Le Syndicat Suisse des Mass media apporte son éclairage dans la discussion entre Antonio Hodgers et Pascal Crittin au sujet du projet Campus RTS.

Une délocalisation massive d’emplois comme passage obligé pour adapter le service public audiovisuel aux nouveaux modes de consommation des médias ? C’est ce que laisse entendre le directeur de la RTS, Pascal Crittin, en réponse aux critiques du conseiller d’état Antonio Hodgers sur le projet Campus à Ecublens. 

Pour le directeur, le projet Campus incarnerait donc l’unique réponse face au développement du numérique. Il n’y aurait pas d’alternative. Le contester reviendrait à faire preuve d’immobilisme, au propre et au figuré. Voire d’incompétence pour quiconque oserait comparer le coût d’un investissement immobilier avec les mesures d’économies que vient de décider la SSR, comme on comparerait des pommes et des poires.
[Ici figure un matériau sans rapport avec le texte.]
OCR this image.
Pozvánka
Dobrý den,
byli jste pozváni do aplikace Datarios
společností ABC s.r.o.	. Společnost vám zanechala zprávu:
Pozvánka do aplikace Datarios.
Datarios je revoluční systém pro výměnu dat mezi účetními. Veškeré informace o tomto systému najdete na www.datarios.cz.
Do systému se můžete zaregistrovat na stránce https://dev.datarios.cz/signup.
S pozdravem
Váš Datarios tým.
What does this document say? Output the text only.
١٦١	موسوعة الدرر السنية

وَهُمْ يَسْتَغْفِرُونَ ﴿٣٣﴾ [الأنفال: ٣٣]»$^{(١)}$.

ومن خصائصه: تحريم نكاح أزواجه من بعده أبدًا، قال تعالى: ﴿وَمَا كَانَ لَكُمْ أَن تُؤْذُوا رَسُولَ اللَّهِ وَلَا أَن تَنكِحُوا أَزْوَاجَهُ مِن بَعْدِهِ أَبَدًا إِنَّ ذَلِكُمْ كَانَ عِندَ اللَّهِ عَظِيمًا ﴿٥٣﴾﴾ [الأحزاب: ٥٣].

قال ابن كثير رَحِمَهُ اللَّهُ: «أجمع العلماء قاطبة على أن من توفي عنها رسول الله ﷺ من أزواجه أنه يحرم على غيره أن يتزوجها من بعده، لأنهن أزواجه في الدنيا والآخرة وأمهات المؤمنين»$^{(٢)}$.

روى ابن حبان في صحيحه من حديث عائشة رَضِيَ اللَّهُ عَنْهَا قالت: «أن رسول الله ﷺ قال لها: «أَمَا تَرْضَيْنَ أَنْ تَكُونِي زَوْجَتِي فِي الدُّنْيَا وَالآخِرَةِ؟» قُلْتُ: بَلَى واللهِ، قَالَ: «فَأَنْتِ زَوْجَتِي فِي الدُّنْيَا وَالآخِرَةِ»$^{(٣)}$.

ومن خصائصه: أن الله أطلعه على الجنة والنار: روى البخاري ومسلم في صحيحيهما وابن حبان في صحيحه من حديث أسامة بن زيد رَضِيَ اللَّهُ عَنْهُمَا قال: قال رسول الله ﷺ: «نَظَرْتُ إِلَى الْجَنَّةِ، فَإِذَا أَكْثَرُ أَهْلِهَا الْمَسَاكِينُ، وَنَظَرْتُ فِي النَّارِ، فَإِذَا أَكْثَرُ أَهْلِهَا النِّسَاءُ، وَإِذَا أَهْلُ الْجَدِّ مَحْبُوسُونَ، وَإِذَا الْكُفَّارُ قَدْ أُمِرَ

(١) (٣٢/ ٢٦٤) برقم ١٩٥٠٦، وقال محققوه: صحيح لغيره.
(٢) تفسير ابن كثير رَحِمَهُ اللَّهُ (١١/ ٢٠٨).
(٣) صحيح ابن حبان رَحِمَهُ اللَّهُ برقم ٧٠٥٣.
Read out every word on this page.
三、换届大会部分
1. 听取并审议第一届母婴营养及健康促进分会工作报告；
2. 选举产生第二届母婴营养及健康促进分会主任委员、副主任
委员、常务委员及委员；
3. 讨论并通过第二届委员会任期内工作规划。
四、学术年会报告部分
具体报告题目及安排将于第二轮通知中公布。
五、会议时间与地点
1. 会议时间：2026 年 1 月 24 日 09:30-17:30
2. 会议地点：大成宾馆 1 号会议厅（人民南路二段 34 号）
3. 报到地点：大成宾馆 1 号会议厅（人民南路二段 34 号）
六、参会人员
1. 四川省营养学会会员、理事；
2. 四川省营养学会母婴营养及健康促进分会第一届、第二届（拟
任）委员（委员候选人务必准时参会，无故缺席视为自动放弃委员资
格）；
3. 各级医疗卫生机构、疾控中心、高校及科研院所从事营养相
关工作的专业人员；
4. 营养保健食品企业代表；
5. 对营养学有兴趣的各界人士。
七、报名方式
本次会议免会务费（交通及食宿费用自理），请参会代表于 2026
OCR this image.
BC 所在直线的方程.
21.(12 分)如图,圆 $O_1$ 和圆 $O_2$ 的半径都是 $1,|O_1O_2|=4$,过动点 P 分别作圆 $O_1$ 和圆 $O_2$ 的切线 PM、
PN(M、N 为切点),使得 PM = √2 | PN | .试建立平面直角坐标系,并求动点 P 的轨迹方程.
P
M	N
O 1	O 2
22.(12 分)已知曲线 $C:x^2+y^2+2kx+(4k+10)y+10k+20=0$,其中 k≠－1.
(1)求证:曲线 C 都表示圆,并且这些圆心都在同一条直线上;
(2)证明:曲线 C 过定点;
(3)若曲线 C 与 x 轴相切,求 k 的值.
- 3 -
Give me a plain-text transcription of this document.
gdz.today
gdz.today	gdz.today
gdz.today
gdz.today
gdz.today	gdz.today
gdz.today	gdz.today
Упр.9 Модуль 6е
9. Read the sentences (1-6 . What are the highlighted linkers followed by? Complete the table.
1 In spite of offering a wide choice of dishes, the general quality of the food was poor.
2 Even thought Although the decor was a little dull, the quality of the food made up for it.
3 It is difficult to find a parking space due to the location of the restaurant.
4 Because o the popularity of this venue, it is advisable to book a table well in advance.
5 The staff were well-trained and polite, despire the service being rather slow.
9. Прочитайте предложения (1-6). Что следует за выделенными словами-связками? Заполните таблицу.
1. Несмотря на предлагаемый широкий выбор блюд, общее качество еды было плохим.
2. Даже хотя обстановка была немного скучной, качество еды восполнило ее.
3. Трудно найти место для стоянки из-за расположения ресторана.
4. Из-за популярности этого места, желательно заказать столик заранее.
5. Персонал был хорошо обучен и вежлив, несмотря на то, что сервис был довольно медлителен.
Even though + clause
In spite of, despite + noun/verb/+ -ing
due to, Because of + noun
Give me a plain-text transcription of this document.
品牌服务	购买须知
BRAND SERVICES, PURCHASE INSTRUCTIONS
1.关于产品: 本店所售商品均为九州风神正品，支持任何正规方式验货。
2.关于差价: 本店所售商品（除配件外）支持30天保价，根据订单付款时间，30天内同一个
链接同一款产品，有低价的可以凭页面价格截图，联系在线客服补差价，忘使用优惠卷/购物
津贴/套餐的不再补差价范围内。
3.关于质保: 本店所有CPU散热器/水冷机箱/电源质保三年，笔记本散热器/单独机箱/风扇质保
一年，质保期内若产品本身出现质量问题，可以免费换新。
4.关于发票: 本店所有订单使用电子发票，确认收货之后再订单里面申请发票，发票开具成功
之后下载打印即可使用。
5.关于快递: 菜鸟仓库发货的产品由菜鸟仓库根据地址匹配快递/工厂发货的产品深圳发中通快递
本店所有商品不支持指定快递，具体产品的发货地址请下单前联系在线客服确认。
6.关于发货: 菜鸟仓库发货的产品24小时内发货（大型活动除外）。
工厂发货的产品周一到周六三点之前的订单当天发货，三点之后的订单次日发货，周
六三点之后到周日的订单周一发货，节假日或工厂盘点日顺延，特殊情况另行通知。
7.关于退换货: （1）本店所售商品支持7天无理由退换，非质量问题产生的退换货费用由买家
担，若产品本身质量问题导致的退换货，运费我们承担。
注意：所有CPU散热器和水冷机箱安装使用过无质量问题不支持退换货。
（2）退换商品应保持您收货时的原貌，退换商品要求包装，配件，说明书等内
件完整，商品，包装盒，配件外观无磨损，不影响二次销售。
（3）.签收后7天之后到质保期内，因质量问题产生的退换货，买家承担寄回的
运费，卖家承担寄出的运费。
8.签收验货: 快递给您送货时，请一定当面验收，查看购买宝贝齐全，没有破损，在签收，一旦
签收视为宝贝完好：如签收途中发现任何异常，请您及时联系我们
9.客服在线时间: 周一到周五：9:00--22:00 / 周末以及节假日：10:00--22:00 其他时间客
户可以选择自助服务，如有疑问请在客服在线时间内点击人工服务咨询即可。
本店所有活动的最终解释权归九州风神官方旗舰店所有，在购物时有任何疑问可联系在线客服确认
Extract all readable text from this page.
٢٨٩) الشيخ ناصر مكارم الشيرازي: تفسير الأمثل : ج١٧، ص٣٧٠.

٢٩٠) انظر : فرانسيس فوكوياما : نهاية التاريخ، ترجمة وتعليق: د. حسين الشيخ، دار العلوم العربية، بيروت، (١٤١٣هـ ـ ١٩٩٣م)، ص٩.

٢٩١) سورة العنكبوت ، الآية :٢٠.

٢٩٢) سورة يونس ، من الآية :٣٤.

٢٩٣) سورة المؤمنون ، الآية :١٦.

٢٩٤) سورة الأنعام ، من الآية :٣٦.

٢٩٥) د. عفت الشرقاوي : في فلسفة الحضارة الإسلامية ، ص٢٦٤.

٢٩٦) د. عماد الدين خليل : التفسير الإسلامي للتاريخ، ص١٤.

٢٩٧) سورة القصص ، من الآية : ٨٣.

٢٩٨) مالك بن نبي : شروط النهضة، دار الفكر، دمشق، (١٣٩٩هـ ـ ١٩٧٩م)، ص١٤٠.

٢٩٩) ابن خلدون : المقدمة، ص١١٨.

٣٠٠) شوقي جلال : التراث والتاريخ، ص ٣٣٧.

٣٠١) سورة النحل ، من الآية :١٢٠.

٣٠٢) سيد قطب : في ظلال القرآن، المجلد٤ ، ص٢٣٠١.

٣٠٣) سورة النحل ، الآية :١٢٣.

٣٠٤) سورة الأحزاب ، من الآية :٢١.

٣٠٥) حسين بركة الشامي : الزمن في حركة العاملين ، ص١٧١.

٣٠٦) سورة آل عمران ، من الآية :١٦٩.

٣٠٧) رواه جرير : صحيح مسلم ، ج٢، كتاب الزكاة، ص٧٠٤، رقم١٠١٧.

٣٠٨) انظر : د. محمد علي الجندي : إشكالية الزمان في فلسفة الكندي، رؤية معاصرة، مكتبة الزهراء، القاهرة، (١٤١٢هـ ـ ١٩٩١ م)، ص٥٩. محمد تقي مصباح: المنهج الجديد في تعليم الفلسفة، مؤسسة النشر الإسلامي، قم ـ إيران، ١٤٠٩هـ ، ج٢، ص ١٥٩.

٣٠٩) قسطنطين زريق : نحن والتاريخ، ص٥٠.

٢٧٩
L’adhésion du personnel est insuffisante

Le Syndicat SSM, partenaire social de la SSR, formule depuis plusieurs mois son opposition au projet Campus tel qu’il est sur la table aujourd’hui, dans sa version concentrant l’Actualité sur un site unique. Il s’appuie sur le soutien d’une majorité du personnel, exprimée dans le cadre d’un sondage en début d’année. Le syndicat ne s’est nullement opposé à la construction d’un bâtiment dédié à la Radio, qui était la vocation première du projet Campus. La Radio qui se voit désormais réduite à la portion congrue depuis que la direction a décidé de pousser les murs pour y héberger toute l’Actualité.

Quoiqu’en dise le directeur de la RTS, il y a d’autres voies possibles pour dessiner l’avenir de l’audiovisuel de service public. La direction n’a pas le monopole de la vision de l’entreprise et de ses potentialités.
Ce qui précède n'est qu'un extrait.